Kownacki - Helenius: Który cios był początkiem końca Polaka?
Robert Helenius (30-3, 19 KO) pokonał przez techniczny nokaut w czwartej rundzie Adama Kownackiego (20-1, 15 KO) w walce wieczoru na gali w Nowym Jorku. Kłopoty Polaka zaczęły się na samym początku czwartej rundy, po akcji rywala w narożniku. Niespełna minutę później było już po walce.
Po trzeciej rundzie pięściarz z Łomży zdecydowanie prowadził na kartach punktowych i nic nie zwiastowało problemów, które pojawiły się w czwartej odsłonie. Po dwudziestu sekundach doszło do wymiany ciosów w narożniku, a dwa mocne ciosy dotarły do głowy Kownackiego. Polak przyklęknął, ale wydawało się, że mógł w tej sytuacji się potknąć, co zauważył komentujący galę Andrzej Kostyra.
Chwilę później okazało się, że lewy wyprowadzony przez Heleniusa naprawdę uczynił szkody w obronie naszego pięściarza. Fin wyczuł, że może jeszcze bardziej zranić rywala i kontynuował natarcie.
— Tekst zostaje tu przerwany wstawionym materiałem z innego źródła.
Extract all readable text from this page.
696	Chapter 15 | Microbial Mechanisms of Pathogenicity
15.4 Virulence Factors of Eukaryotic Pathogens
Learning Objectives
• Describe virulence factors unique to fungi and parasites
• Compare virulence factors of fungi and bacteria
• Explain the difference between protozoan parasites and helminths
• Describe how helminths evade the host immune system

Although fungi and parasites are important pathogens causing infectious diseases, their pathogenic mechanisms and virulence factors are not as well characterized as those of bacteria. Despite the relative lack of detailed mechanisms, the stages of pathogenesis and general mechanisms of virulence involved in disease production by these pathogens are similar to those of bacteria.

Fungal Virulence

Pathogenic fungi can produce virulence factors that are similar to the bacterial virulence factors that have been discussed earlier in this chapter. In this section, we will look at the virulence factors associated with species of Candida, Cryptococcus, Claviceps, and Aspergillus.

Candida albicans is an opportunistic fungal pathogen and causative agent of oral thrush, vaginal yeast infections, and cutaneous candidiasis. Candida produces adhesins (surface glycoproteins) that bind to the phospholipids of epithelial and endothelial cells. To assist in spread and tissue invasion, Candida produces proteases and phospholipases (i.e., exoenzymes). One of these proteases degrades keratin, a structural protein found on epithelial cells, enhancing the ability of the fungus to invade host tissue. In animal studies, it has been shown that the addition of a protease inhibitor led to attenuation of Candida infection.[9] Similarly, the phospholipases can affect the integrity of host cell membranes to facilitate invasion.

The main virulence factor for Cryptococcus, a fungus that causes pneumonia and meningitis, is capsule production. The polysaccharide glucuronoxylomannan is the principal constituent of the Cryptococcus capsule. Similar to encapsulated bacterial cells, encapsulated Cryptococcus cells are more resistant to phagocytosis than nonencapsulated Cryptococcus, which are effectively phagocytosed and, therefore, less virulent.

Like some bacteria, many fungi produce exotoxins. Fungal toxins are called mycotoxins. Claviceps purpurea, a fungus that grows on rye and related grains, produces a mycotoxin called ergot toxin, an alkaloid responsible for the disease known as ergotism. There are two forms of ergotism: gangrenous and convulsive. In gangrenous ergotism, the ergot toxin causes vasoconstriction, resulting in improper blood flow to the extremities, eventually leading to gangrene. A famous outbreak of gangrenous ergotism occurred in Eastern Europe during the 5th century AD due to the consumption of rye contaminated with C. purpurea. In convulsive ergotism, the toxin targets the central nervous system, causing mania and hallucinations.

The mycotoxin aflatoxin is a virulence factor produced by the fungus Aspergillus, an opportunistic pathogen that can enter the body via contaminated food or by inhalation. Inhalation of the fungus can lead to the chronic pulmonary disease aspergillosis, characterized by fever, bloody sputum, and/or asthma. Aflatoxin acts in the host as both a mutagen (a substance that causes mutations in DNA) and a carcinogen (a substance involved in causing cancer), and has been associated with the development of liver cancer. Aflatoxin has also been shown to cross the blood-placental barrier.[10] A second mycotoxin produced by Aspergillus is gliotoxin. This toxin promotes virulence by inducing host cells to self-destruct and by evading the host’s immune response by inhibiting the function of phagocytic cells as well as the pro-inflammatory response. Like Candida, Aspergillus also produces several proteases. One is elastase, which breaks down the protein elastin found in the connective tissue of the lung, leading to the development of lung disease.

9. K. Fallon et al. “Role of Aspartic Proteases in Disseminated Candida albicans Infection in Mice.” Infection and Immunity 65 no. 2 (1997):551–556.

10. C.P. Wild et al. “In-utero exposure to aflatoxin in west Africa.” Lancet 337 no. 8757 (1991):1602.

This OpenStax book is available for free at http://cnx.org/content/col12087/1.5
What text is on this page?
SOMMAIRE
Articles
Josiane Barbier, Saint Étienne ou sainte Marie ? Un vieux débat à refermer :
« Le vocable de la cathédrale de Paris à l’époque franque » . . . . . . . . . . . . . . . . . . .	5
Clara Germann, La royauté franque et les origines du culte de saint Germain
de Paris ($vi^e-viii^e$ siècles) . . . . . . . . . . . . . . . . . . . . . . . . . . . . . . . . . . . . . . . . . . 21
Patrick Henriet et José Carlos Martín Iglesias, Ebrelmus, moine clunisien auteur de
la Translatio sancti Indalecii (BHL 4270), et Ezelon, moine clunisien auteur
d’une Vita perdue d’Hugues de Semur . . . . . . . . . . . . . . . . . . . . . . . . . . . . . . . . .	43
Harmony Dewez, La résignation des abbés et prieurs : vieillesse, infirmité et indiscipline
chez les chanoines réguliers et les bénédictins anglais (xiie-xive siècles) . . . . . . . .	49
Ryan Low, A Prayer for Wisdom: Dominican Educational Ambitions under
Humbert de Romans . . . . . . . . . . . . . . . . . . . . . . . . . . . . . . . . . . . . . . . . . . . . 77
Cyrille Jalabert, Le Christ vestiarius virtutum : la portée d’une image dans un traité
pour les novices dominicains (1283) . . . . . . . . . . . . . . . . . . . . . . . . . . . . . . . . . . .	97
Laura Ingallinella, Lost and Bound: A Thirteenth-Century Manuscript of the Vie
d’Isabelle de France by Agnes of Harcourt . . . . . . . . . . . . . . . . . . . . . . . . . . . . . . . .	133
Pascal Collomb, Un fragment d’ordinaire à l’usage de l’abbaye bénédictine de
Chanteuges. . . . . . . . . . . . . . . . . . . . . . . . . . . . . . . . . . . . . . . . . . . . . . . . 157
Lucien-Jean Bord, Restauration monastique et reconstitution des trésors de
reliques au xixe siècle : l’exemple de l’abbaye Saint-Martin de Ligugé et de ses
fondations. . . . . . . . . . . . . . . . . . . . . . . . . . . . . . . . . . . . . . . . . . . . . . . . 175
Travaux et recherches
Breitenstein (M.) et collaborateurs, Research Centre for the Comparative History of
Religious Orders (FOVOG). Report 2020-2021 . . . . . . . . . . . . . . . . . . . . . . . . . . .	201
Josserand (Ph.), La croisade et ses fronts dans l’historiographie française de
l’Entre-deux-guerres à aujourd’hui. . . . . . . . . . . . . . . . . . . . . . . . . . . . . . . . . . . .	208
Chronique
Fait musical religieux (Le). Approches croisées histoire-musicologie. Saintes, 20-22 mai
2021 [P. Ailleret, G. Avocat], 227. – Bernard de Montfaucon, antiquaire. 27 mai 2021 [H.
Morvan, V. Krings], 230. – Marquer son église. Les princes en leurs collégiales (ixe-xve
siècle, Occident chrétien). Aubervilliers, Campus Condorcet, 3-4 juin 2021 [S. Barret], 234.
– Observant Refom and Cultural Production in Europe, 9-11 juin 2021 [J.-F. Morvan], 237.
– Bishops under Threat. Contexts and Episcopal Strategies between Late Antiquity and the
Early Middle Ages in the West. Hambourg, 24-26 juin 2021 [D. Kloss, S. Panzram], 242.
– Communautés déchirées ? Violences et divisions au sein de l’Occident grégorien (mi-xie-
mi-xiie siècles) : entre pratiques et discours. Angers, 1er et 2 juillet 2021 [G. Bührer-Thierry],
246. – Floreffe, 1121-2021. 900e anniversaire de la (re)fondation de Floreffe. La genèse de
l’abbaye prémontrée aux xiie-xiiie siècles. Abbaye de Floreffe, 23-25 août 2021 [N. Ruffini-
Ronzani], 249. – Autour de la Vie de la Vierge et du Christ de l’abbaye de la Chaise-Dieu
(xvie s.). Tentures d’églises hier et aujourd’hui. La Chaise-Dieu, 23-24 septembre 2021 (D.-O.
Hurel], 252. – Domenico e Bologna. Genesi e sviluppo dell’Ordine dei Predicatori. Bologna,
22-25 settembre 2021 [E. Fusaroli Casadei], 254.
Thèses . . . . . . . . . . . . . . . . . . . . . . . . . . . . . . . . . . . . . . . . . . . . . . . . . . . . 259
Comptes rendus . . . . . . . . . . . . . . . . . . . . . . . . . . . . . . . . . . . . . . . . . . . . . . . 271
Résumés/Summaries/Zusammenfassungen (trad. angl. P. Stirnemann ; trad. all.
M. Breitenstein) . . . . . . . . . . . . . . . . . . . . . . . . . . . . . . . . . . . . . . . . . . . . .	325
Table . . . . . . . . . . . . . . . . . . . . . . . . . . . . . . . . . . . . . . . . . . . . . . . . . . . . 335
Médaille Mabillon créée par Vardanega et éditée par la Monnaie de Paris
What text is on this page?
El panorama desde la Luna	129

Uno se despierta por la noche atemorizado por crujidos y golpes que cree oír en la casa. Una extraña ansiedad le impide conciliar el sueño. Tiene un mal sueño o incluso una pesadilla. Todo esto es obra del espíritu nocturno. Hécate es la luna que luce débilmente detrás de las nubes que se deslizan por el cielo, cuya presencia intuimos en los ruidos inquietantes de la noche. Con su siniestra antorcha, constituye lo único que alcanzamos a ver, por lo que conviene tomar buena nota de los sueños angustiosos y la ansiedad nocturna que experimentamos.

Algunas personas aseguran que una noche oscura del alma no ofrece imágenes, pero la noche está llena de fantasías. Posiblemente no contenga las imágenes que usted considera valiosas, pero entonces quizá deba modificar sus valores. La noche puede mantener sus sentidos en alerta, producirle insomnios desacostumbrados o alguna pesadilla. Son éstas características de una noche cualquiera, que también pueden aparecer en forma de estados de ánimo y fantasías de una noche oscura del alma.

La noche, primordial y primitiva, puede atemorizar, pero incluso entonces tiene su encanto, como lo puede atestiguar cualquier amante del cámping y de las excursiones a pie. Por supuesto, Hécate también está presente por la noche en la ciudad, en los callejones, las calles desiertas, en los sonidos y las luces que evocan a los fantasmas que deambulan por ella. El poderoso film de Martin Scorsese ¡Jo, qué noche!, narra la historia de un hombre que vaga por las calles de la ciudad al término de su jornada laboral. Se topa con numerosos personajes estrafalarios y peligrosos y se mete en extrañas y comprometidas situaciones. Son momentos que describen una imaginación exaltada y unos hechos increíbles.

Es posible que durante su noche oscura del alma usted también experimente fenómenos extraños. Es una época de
Kolejna seria ciosów powaliła Kownackiego na deski.
Polak wstał, ale uczynił to chyba zbyt szybko i po chwili znalazł się pod gradobiciem ciosów "Nordyckiego Koszmaru". Pojedynek trwał jeszcze kilkanaście sekund, ale sędzia ringowy po minucie czwartej rundy zlitował się nad łomżaninem i przerwał bój.
Tym samym pierwsza porażka Kownackiego w karierze stała się faktem.
Wynik walki:
Robert Helenius (30-3, 19 KO) pokonał przez TKO w czwartej rundzie Adama Kownackiego (20-1, 15 KO).